7.3 Receptivity - writing into the intimacy of yes
Let me start with a quick flashback into my childhood, a story I’ve told in detail elsewhere. I grew up in a church that followed a bleak version of Calvinism where I was taught that I was unlovable.
I was given to understand this was a permanent condition. Not something I could grow out of. Talk about checkmate. Talk about despair.
Now fast forward. As an adult, when I got serious about writing, I found myself naturally and unconsciously…
Writing into impossibility.
Because impossibility is what I knew.
I wrote to impossible people…
People I could not possibly win over.
Which meant I was really writing for my mom and dad and all those people at my church who were adamantine and immovable.
I was hoping to convince them to…what? Step out of their Calvinistic despair, and come join me in trying to make love work—real love, generous, easy, happy love.

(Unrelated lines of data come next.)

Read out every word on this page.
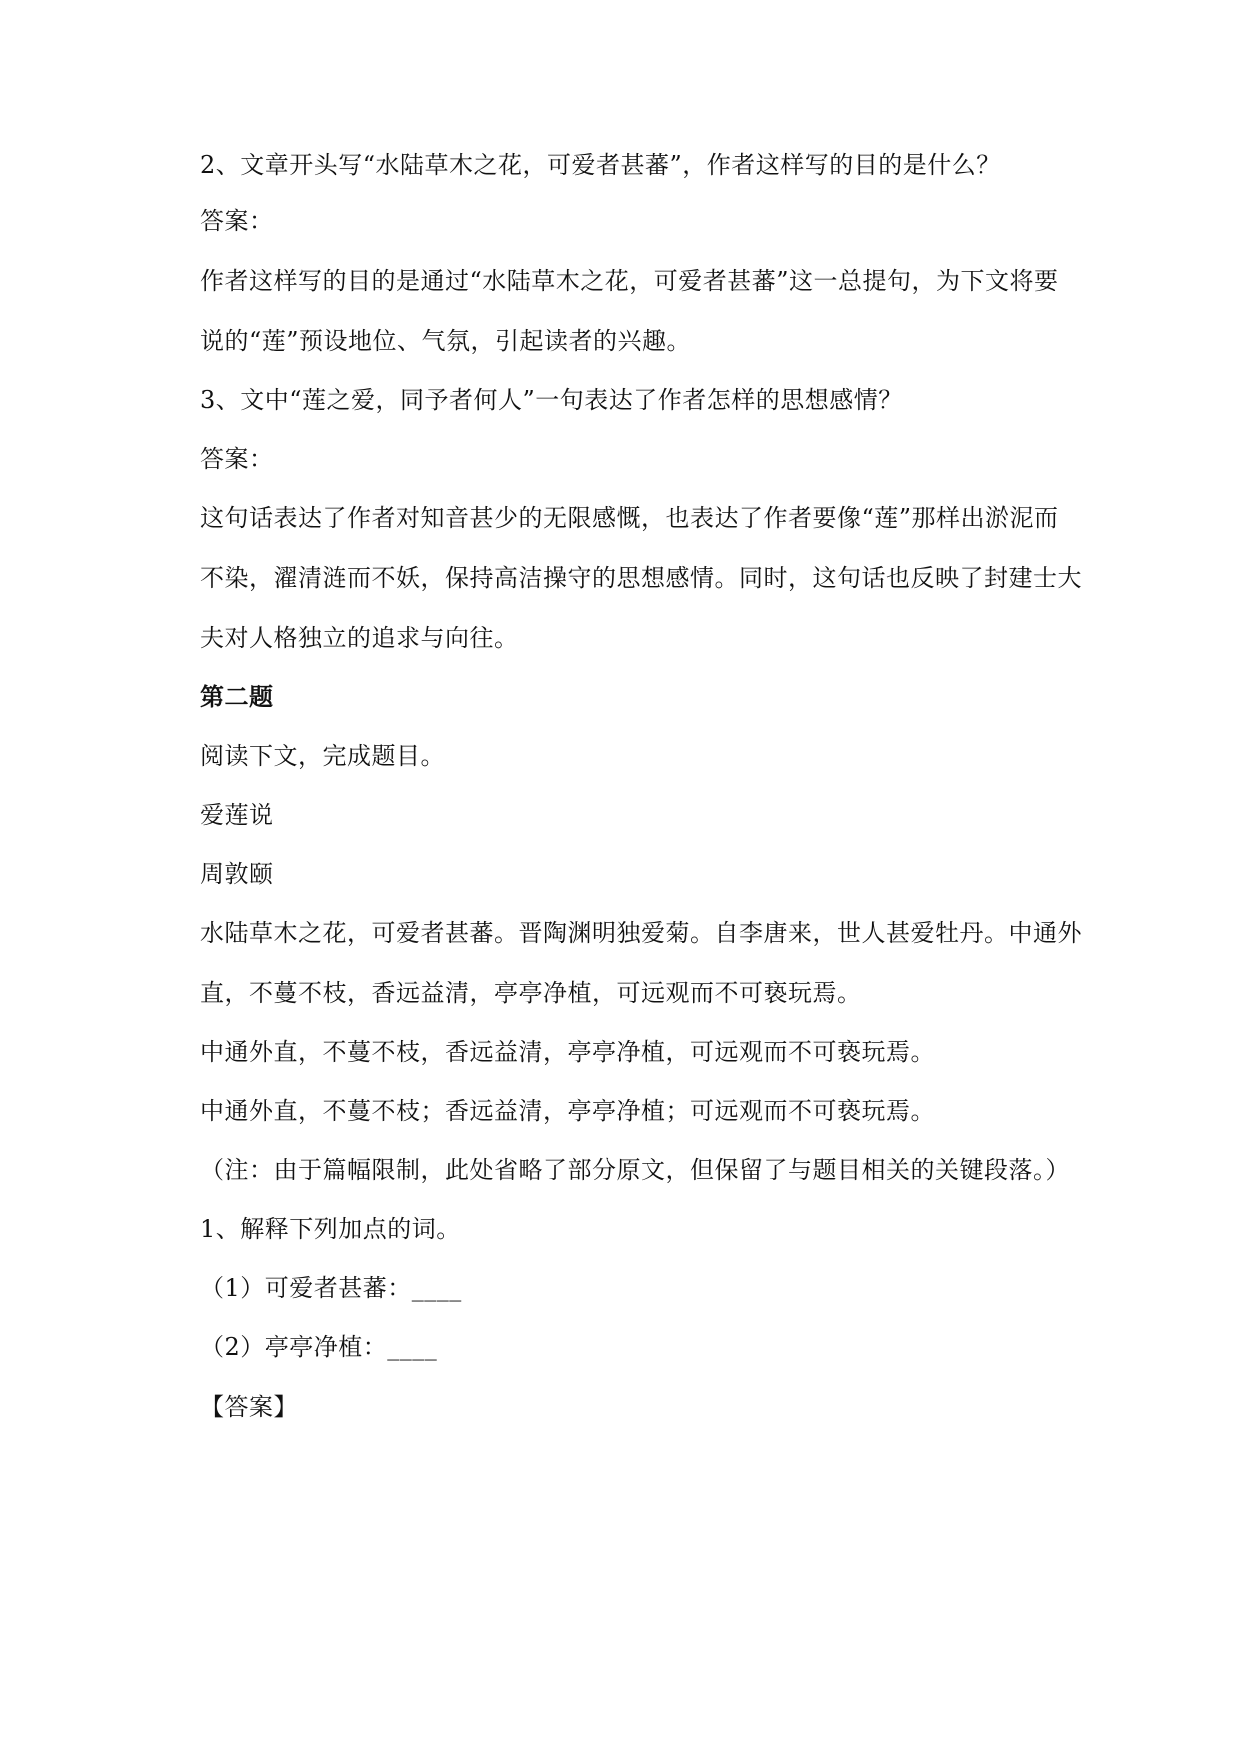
2、文章开头写“水陆草木之花，可爱者甚蕃”，作者这样写的目的是什么？
答案：
作者这样写的目的是通过“水陆草木之花，可爱者甚蕃”这一总提句，为下文将要
说的“莲”预设地位、气氛，引起读者的兴趣。
3、文中“莲之爱，同予者何人”一句表达了作者怎样的思想感情？
答案：
这句话表达了作者对知音甚少的无限感慨，也表达了作者要像“莲”那样出淤泥而
不染，濯清涟而不妖，保持高洁操守的思想感情。同时，这句话也反映了封建士大
夫对人格独立的追求与向往。
第二题
阅读下文，完成题目。
爱莲说
周敦颐
水陆草木之花，可爱者甚蕃。晋陶渊明独爱菊。自李唐来，世人甚爱牡丹。中通外
直，不蔓不枝，香远益清，亭亭净植，可远观而不可亵玩焉。
中通外直，不蔓不枝，香远益清，亭亭净植，可远观而不可亵玩焉。
中通外直，不蔓不枝；香远益清，亭亭净植；可远观而不可亵玩焉。
（注：由于篇幅限制，此处省略了部分原文，但保留了与题目相关的关键段落。）
1、解释下列加点的词。
（1）可爱者甚蕃：____
（2）亭亭净植：____
【答案】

When I finally woke up to the mistake I was making, I started shifting from writing for imposssibles to…
Writing for possibles.
And this was progress, really good progress. I was happy with it—until I found something better.
Now my goal is to…
Write into YES.
I want to write to people who are receptive—to me. I want to write to people who are an eager yes to what I have to say. People who want to join me in upgrading love, despite the dark side of that mission.
Writing to possibles is a fine strategy, and many writers are content with it. They’ve found their target market and they are focused intently on addressing those people and giving them what they need.
But for me, I needed something more than that. Because even with possibles I found myself trying too hard to win them. And when you try too hard, that pushes readers away instead of drawing them in.
I found that the language, target market, which works for lots of writers didn’t work for me, because, given my history, I had this compelling urge to manage the reactions of my readers. Like I needed to make sure they responded exactly the way I wanted them to respond.
Which is some twisted version of co–dependency. Which is definitely not good for me.
So now I like assuming that I’m writing to people who are…
Already won over.
Maybe that seems like just a trick of the imagination, but it works for me.
I want to say my piece and then let go. I want my readers to have their own true reactions and make their own decisions. I want them to take responsibility for themselves in that way. I don’t want them to be dependent on me or me on them.
This means I’m not looking for people to follow me, I want people to come play with me. I want that give and take.
The thing I like best about writing into YES, what I like best about the feeling of being deeply received, is that this…
Allows me to open up and play.
I reach deeper, I become more vulnerable, and so what I write becomes more valuable to my readers.